2019年1月24日

創造力の定義について

私は創造力という言葉に事物をあるべき様につくる才能をあてる。
 聖書は創造主(造物主)という、世界をあるべき姿でつくったはずの存在を仮定した。知的設計論はこの比喩を人型の神(人格神)なる前提なしに抽出したものだった。一方、自然の全ては物理で、人為の全ては倫理で説明される。自然の原因を造物主なしに説明すべくビッグバン仮説が唱えられたが、私の宇宙観によれば時間の停止は各ブラックホールで起きていることなので各宇宙を含む世界全体に各ブラックホール以前の時間というものはない。いいかえれば天地創造という働きは、もし具体的に説明すれば単に各恒星の誕生としての時間の中の物理反応や、引力場が最も弱まり光束のみで満ちている時間の最速化したホワイトホールといった地点で見られる物理現象である。つまり神という比喩は人が物質を加工し何かを作る働きから類推し、自然という物理的世界も創作意図によっていると考えた古代人の妄想だった。宇宙の物は単に時間の流れの中にあるので、それを無から作る必要はない。有が無から生み出されるというのは、単なる妄想の飛躍であり誤りだ。地球の日常的自然現象が時間の中で営まれているという人類的偏見が、宇宙解釈へ無意識に適用されてきたのが創造主や天地創造という誇大妄想だった。
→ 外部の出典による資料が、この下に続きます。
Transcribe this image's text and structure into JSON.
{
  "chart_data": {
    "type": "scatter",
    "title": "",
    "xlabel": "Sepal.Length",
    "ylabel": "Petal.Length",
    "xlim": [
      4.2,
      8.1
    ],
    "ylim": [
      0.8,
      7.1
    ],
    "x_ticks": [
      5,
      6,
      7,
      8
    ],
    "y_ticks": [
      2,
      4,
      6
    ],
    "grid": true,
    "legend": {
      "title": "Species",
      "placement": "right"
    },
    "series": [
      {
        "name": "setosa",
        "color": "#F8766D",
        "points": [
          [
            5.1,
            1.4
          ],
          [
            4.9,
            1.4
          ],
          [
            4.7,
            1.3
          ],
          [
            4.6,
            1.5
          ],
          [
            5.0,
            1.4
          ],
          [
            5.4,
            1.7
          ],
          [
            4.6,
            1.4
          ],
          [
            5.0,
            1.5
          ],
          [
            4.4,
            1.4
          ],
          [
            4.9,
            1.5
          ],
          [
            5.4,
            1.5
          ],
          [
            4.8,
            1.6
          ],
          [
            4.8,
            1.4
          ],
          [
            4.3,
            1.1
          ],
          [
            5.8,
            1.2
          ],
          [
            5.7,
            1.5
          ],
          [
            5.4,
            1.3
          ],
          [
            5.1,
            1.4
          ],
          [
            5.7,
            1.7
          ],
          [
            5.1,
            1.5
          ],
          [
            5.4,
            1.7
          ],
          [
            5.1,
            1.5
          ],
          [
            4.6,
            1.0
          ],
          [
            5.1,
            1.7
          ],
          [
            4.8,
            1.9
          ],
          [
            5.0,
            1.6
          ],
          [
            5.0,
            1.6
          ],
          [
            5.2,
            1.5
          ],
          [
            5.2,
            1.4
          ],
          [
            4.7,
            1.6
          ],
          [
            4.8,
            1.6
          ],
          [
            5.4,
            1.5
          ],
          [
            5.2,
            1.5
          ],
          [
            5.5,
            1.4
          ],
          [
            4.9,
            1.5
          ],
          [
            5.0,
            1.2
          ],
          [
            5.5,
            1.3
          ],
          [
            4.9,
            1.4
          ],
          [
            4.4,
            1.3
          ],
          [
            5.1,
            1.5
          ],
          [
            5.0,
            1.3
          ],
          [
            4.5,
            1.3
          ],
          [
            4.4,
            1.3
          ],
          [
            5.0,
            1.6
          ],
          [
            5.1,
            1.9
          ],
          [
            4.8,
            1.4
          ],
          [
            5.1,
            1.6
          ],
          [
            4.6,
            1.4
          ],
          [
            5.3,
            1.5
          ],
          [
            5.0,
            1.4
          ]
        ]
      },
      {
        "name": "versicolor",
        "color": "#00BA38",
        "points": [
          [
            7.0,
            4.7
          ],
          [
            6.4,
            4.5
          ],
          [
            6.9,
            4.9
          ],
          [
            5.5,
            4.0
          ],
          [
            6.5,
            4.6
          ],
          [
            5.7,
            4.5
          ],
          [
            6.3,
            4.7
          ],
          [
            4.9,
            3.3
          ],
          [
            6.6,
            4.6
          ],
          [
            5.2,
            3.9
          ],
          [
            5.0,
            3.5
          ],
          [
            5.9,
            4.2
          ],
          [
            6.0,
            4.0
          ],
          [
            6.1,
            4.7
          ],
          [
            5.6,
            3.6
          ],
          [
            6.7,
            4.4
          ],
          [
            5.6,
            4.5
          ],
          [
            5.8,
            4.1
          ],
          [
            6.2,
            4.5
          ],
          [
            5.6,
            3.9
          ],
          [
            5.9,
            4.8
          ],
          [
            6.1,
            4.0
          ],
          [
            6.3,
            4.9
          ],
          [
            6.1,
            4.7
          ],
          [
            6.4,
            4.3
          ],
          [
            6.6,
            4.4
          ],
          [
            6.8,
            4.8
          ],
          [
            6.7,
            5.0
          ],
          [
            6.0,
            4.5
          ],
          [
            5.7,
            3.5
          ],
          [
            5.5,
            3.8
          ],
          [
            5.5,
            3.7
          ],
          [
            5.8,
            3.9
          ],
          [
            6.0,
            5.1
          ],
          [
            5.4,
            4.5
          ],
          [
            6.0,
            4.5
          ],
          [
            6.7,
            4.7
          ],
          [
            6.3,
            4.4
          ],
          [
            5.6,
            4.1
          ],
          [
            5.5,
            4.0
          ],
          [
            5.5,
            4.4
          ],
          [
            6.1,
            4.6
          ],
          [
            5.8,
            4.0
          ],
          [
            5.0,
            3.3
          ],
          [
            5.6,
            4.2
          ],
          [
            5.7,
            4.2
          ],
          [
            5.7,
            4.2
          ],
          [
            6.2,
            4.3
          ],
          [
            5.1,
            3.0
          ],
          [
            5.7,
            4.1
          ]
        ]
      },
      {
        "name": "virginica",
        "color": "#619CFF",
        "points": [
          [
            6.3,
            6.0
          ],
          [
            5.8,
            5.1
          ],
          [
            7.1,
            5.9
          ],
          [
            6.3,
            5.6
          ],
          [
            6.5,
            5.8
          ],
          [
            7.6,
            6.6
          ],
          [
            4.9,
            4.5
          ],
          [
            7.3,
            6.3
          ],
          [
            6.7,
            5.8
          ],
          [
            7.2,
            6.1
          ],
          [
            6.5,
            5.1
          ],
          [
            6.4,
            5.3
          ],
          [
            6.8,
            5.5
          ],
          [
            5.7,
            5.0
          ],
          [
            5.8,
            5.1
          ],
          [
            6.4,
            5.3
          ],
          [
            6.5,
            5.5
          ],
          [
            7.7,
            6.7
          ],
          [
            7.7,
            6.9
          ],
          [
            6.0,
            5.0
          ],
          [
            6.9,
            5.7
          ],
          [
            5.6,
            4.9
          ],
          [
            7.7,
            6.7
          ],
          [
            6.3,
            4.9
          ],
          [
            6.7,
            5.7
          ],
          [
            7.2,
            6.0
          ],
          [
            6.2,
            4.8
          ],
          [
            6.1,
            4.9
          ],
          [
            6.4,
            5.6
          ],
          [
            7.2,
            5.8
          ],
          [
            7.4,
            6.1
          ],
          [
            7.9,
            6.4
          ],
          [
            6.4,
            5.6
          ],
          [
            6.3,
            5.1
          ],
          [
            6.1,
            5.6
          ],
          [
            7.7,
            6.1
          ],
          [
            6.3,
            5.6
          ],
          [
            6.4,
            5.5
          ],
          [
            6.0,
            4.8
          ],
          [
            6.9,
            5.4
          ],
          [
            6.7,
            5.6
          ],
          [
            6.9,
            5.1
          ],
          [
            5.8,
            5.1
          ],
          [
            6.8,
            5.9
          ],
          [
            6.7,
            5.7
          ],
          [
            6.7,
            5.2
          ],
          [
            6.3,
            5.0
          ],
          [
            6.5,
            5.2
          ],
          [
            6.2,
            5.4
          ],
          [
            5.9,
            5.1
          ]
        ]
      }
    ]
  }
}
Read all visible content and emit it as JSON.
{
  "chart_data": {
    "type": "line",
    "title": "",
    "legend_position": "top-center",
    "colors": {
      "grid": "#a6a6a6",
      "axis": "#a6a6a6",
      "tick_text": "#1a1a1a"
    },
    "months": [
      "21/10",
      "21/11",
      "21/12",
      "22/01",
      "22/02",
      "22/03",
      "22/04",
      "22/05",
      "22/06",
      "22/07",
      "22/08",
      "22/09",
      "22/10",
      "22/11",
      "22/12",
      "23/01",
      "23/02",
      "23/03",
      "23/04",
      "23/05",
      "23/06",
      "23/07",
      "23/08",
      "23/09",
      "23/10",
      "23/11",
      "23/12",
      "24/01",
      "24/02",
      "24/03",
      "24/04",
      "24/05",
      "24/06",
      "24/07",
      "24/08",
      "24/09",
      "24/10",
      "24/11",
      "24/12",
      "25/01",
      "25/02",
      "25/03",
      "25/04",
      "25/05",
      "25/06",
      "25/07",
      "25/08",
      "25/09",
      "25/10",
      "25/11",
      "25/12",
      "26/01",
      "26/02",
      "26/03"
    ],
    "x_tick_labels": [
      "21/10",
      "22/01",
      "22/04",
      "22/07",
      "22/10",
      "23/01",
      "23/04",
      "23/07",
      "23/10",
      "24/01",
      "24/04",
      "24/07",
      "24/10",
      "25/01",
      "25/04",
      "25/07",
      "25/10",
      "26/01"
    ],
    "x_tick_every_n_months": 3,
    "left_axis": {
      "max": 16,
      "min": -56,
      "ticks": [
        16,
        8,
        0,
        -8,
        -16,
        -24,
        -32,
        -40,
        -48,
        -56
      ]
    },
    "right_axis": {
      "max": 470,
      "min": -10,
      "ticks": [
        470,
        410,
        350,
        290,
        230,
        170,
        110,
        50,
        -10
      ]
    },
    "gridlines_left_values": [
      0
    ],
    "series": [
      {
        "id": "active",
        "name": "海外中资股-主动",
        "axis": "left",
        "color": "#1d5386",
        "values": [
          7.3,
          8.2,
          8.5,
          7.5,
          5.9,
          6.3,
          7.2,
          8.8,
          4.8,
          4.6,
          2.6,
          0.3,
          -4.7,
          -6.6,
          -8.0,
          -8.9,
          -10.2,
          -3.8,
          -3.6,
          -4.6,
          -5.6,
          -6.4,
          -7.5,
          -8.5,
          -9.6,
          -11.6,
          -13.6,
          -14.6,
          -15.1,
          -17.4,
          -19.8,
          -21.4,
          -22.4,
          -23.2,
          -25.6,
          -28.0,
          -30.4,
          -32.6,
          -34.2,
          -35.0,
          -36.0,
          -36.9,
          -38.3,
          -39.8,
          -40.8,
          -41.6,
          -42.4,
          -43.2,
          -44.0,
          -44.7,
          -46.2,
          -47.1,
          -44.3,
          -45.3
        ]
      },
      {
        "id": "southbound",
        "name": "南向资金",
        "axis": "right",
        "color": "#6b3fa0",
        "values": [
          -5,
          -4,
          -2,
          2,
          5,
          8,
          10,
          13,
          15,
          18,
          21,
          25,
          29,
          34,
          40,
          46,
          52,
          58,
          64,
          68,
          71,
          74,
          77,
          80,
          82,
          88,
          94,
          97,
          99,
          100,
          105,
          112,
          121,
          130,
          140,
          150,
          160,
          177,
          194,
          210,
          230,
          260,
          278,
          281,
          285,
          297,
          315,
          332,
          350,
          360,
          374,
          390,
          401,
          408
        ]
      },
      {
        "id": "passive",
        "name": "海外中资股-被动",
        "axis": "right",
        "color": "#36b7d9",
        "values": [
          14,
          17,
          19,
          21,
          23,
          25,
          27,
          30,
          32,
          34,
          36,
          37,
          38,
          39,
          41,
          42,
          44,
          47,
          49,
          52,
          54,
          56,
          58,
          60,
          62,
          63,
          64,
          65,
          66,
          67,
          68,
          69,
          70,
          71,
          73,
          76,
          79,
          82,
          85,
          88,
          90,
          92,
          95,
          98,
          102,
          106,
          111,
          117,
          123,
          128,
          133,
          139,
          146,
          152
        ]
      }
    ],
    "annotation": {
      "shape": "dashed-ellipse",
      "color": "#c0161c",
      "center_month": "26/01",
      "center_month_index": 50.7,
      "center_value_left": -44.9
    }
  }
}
 この世で人間界を作っている技のうち、行動に当為を与える倫理哲学の働きが最も高貴で通時的かつ普遍的な技なのが事実だ。つまり人は創造主という嘗て聖書の冒頭で語られた存在自体には成り得ないが、物理的に環境を改変する芸術家や諸技術者、或いは人間界に賞罰を与える善悪の定義を行う哲学者には成れる。